Li Cayi se dio cuenta de que él no había tenido oportunidad de hablar debido a la naturaleza de la conversación. No era que ella no quisiera hablar con él, sino que no sabía cómo hacerlo después de su discusión de anoche.
—Ah, olvidé que todavía estabas aquí. Lo siento. Parece que estábamos demasiado inmersos en nuestra conversación y accidentalmente te dejamos fuera —dijo Meng Renshu con pesar, pero su expresión parecía más bien complacida.
Dai Zhiqiang lo ignoró y miró fijamente a Li Caiyi en su lugar. Ella no sabía qué revelar, así que solo pudo hacer una mueca.
—Lo siento. Te lo contaré más tarde.
Dai Zhiqiang bajó la mirada decepcionado. Ese sentimiento de inferioridad resurgió nuevamente. Después de provocar a Meng Renshu anoche, se sentía patético por no poder decir nada ahora. Era como si vivieran en un mundo separado cuando hablaban de cosas que él no entendía.
—Zhi, ¿no crees que deberías volver pronto al hospital? —preguntó Li Caiyi con cuidado. Se sentía culpable porque parecía que lo estaba echando, pero ya se había comportado de manera egoísta al pedirle que se quedara con ella toda la noche.
Además, no podía enfrentar a Dai Zhiqiang ahora mismo. También quería hablar más con Meng Renshu sobre lo que sucedió anoche. Hu Jian claramente no era una persona normal, y le aterraba pensar en lo que podría hacer a continuación. Necesitaba consultar con alguien.
Sin embargo, para el abatido Dai Zhiqiang, esas palabras fueron como una espina en su corazón. Quería llevarla de vuelta a la habitación y encerrarla para que no pudiera ver a nadie más que a él. Pero ese pensamiento loco fue interrumpido por el teléfono sonando.

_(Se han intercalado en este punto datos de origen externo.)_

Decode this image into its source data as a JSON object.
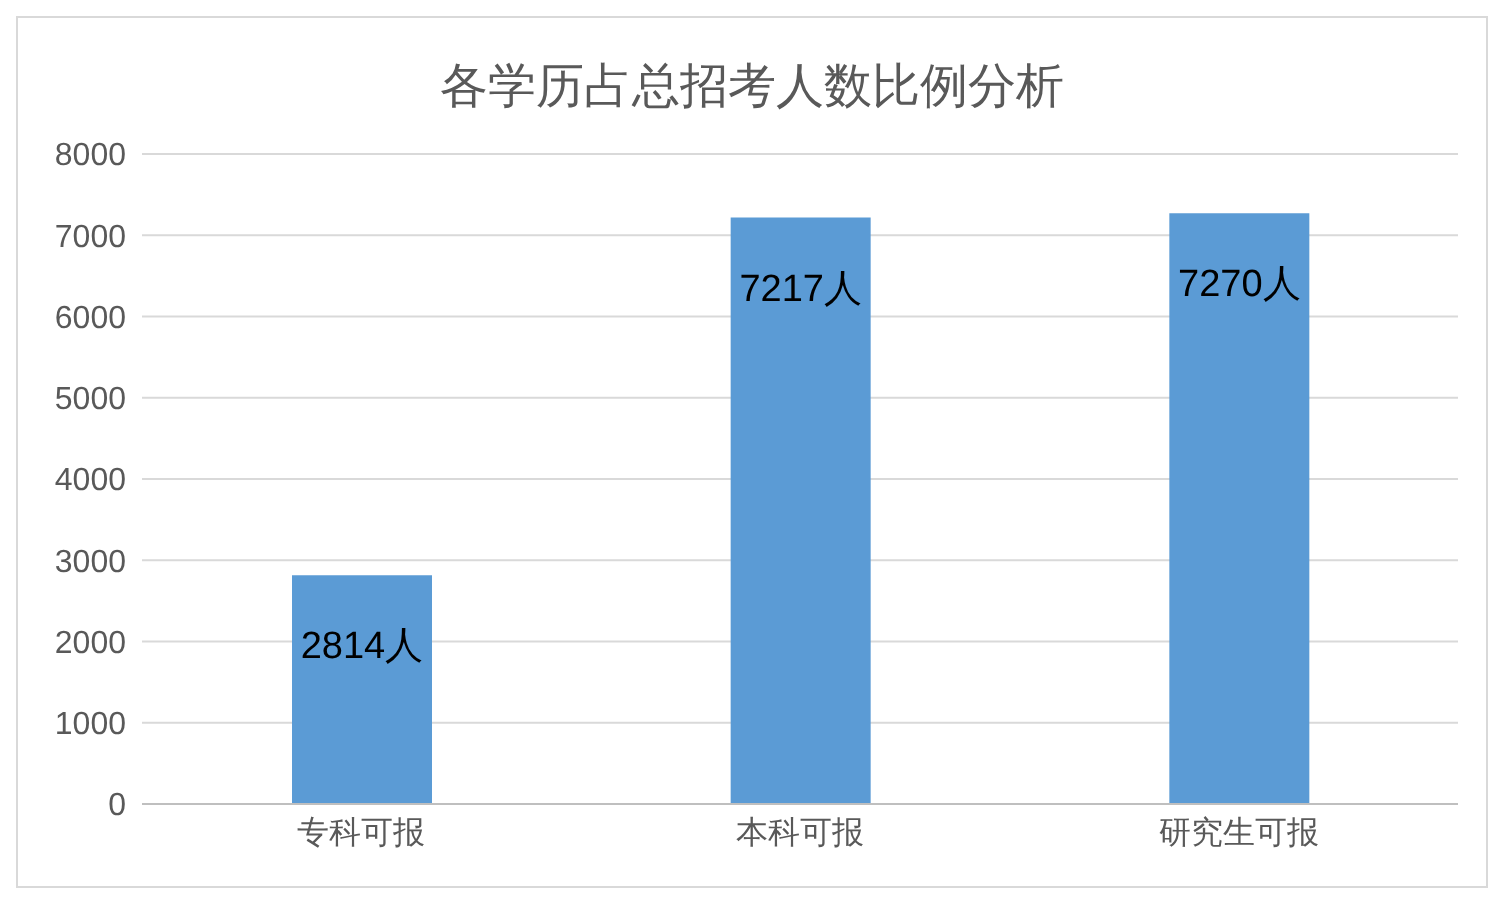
{
  "chart_data": {
    "type": "bar",
    "title": "各学历占总招考人数比例分析",
    "categories": [
      "专科可报",
      "本科可报",
      "研究生可报"
    ],
    "values": [
      2814,
      7217,
      7270
    ],
    "value_labels": [
      "2814人",
      "7217人",
      "7270人"
    ],
    "color": "#5b9bd5",
    "ylim": [
      0,
      8000
    ],
    "yticks": [
      0,
      1000,
      2000,
      3000,
      4000,
      5000,
      6000,
      7000,
      8000
    ],
    "grid": "y"
  }
}
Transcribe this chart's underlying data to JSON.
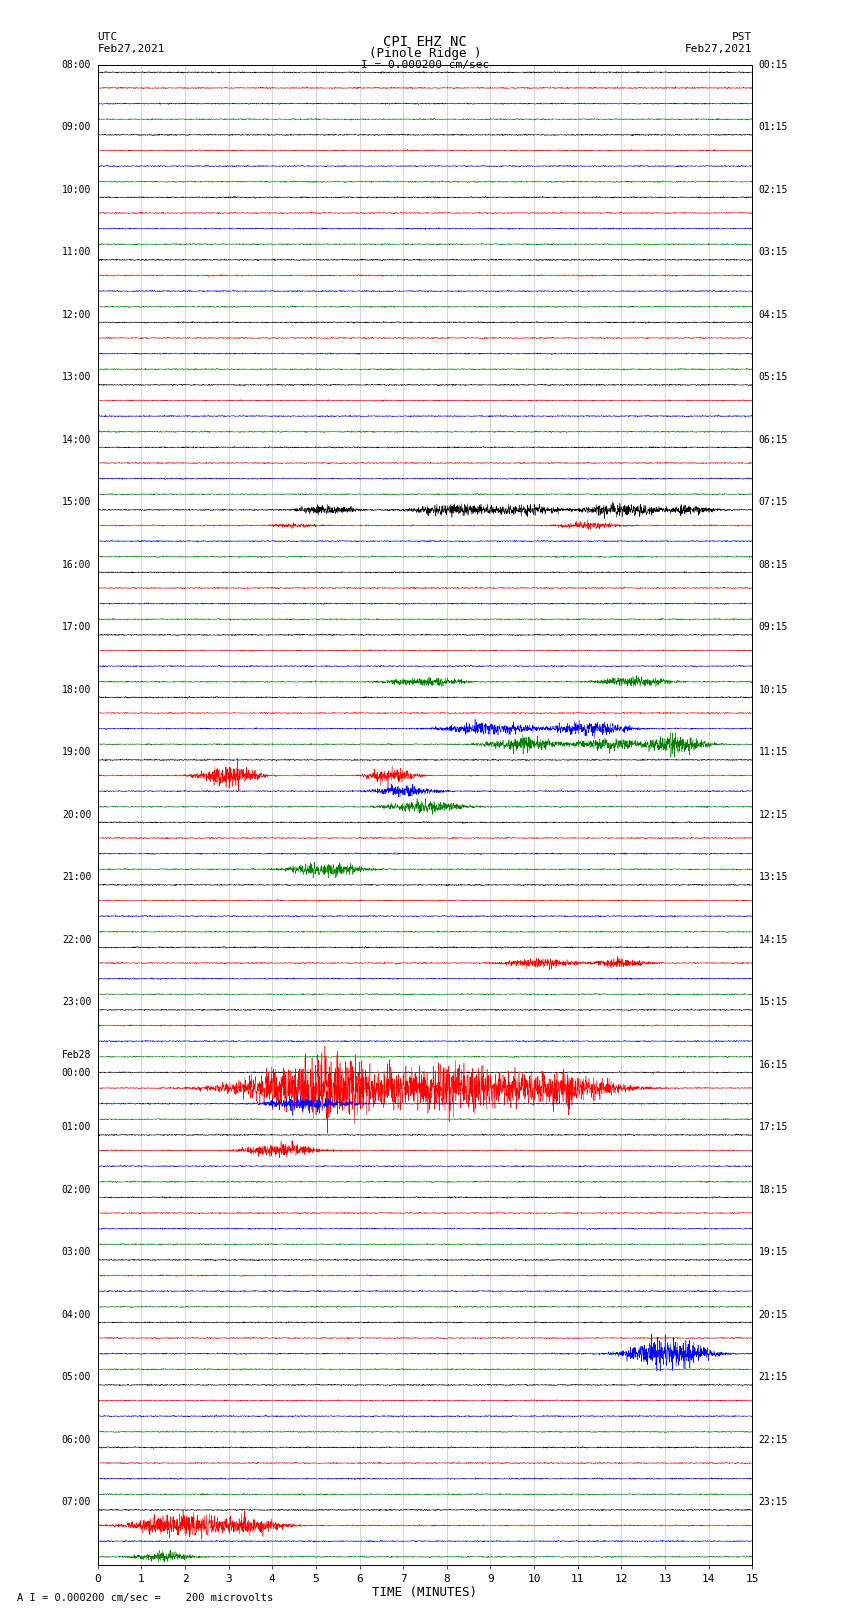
{
  "title_line1": "CPI EHZ NC",
  "title_line2": "(Pinole Ridge )",
  "scale_label": "I = 0.000200 cm/sec",
  "bottom_label": "A I = 0.000200 cm/sec =    200 microvolts",
  "utc_label": "UTC\nFeb27,2021",
  "pst_label": "PST\nFeb27,2021",
  "xlabel": "TIME (MINUTES)",
  "left_times": [
    "08:00",
    "09:00",
    "10:00",
    "11:00",
    "12:00",
    "13:00",
    "14:00",
    "15:00",
    "16:00",
    "17:00",
    "18:00",
    "19:00",
    "20:00",
    "21:00",
    "22:00",
    "23:00",
    "Feb28\n00:00",
    "01:00",
    "02:00",
    "03:00",
    "04:00",
    "05:00",
    "06:00",
    "07:00"
  ],
  "right_times": [
    "00:15",
    "01:15",
    "02:15",
    "03:15",
    "04:15",
    "05:15",
    "06:15",
    "07:15",
    "08:15",
    "09:15",
    "10:15",
    "11:15",
    "12:15",
    "13:15",
    "14:15",
    "15:15",
    "16:15",
    "17:15",
    "18:15",
    "19:15",
    "20:15",
    "21:15",
    "22:15",
    "23:15"
  ],
  "colors": [
    "black",
    "red",
    "blue",
    "green"
  ],
  "n_rows": 24,
  "traces_per_row": 4,
  "bg_color": "white",
  "grid_color": "#bbbbbb",
  "amplitude_scale": 0.38,
  "noise_scale": 0.045,
  "seed": 12345,
  "n_points": 3000,
  "lw": 0.35
}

Le tomó unos segundos darse cuenta de que era su teléfono el que sonaba. Atendió la llamada desanimadamente y colgó después de unos cuantos «Sí» y «Entiendo».
A continuación, se volvió vacilante hacia Li Caiyi. —Yi Yi, yo…
—Lo sé —. Li Caiyi sonrió tranquilizadoramente. Sabía quién lo había llamado por la voz débil que escuchó—. Deberías volver ahora. Tu familia te necesita. Estoy bien por mi cuenta.
—No, no estás sola porque yo estaré aquí contigo —añadió Meng Renshu antes de desviar su mirada hacia Dai Zhiqiang—. No te preocupes. Ella estará bien mientras esté conmigo.
Al escucharlo decir eso, Dai Zhiqiang no quería irse, pero no tenía opción.
Se levantó de su asiento antes de mirar lastimosamente a Li Caiyi. —Cuídate. Llámame si algo sucede, y correré hacia ti sin importar qué. Hablemos más cuando todo se calme.
Li Caiyi asintió, sintiéndose un poco sofocada por dentro. Dai Zhiqiang sonrió débilmente antes de salir de la casa.
Fue una despedida muy tensa que dejó un mal sabor de boca.
Li Caiyi se mordió los labios mientras miraba su espalda solitaria. Acababa de irse, pero ya lo echaba de menos.
—Oye, no quiero entrometerme, pero si quieres hablar de ello, estoy listo para escuchar —ofreció Meng Renshu con una sonrisa amable, a lo que Li Caiyi respondió poniendo los ojos en blanco. Podía notar que él estaba disfrutando.
—Puedes dejar de provocar a otras personas ahora. Hablemos de nuestros asuntos.